O comentariado sobre a prática e sobre o legado político de Pedro Passos Coelho foi sempre – sempre – feito em torno de citações inexistentes ou, no jargão jornalístisco, em off. «Íamos além da troika» nos impostos, quando o próprio só queria reformar mais do que o acordado no memorando; «o Diabo vinha aí», quando não há uma única (uma única, por amor de Deus) declaração de Passos que contenha a diabólica profecia. Alguém disse que alguém disse que ele disse. E, claro, alguém escreveu. E, igualmente claro, o comentariado adorou. Afinal, beneficiava a narrativa. E, para tantos, convinha que Passos fosse isso: a “austeridade” como ideologia, o “pessimismo” como mania.
Hoje, quase uma década depois da quase bancarrota, o costume prevalece. Ana Sá Lopes, a mulher com quem mais aprendi jornalismo, assinou esta semana um editorial no Público cujo primeiro parágrafo não deixa margem para dúvidas. “Quem tinha saudades dos discursos de Pedro Passos Coelho consolou-se um bocadinho com o presidente do PS, Carlos César”. Novamente invocando o amor do Senhor, inquiro: alguém que respeite Passos seria alguma vez consolado por essa indignidade andante chamada Carlos César? Sinceramente, creio que não. Mas adiante. Reservemo-nos à política.
Para Ana Sá Lopes, quando César diz que “se fôssemos atrás do estilo aventura, de que tudo é fácil, que tudo é barato, voltávamos ao tempo da bancarrota”, tal representa, escreve a jornalista, “o discurso do ‘vem aí o diabo'”. E Sá Lopes vai mais longe: “a expressão ‘contas certas’ que foi o mantra da campanha [do PS] para as europeias já tinha tido essa inspiração”. Presuma-se, portanto, uma inspiração passista.
É, então, aqui que estamos, meu caro leitor. Quatro anos depois depois da aclamada ‘geringonça’ (quem não se lembra de uma das Mortáguas prometer que “a austeridade acabou”?), temos, nossa Senhora, um PS e um seu governo vítimas de passismo. Como foi possível?

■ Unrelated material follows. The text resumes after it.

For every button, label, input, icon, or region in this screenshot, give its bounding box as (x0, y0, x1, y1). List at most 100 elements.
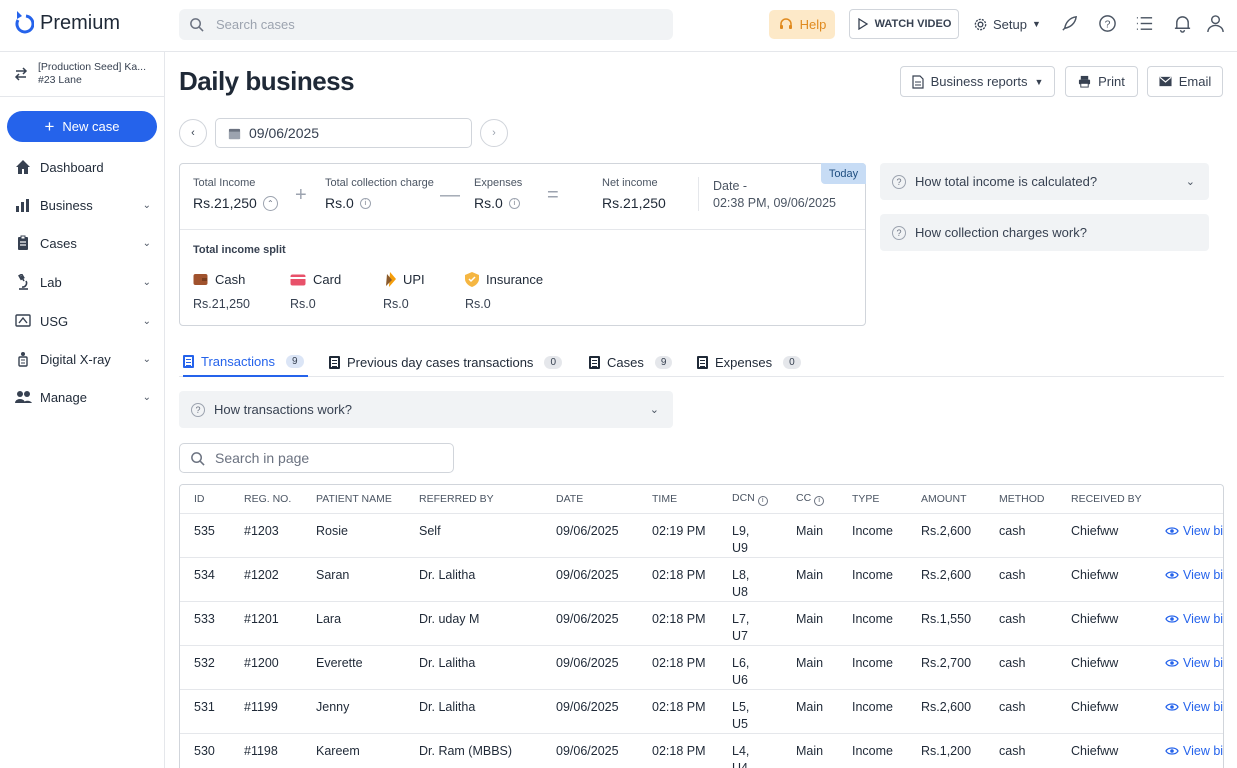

Um executivo apoiado no parlamento por PCP e Bloco de Esquerda defende e aprova orçamentos de défice zero? De tratados cumpridores de metas de Bruxelas? De austeridade? Parece que sim. E, pelos vistos, só se notou quatro (quatro, Jesus Cristo, quatro) orçamentos depois. Passos, por sua vez, já o apontava no verão de 2017 e com uma pergunta bem direta: “Toda a conversa que faziam contra nós, dizendo que vivíamos obcecados pelo défice e pela dívida, onde foi ela?”. Ei-la, meu caro leitor, ei-la.
O meu ponto – e é nele que divirjo, e sempre divergi, de Ana Sá Lopes – é que isto não tem nada que ver com “passismo“. A falta de dinheiro não mudou com a ideologia ou com os governos ou com os partidos. A falta de dinheiro continua cá e é por isso que os discursos sobre “contas certas” também continuam cá. O problema de admitir isso é que toda a porcaria que foi escrita contra Passos – o “neoliberalismo”, o “austeritarismo”, a política “de direita”, o “ajoelhar” a Merkel – era, no fim do dia, apenas lidar com a realidade. Não havia, e continua a não haver, dinheiro para tudo. Mas a realidade, entre 2011 e 2015, não dava grandes artigos de opinião.
A Passos, que não é pessoa de estados de alma, estas comparações e ironias serão seguramente indiferentes. Àqueles que estiveram com ele, os poucos que até nos momentos mais difíceis acreditaram, deverá dar, como provocava o tal editorial, algum consolo: ver a praça reconhecer o lado certo da história – a realidade – e que eles, os poucos, estiveram ao lado do homem certo dessa história. Passos.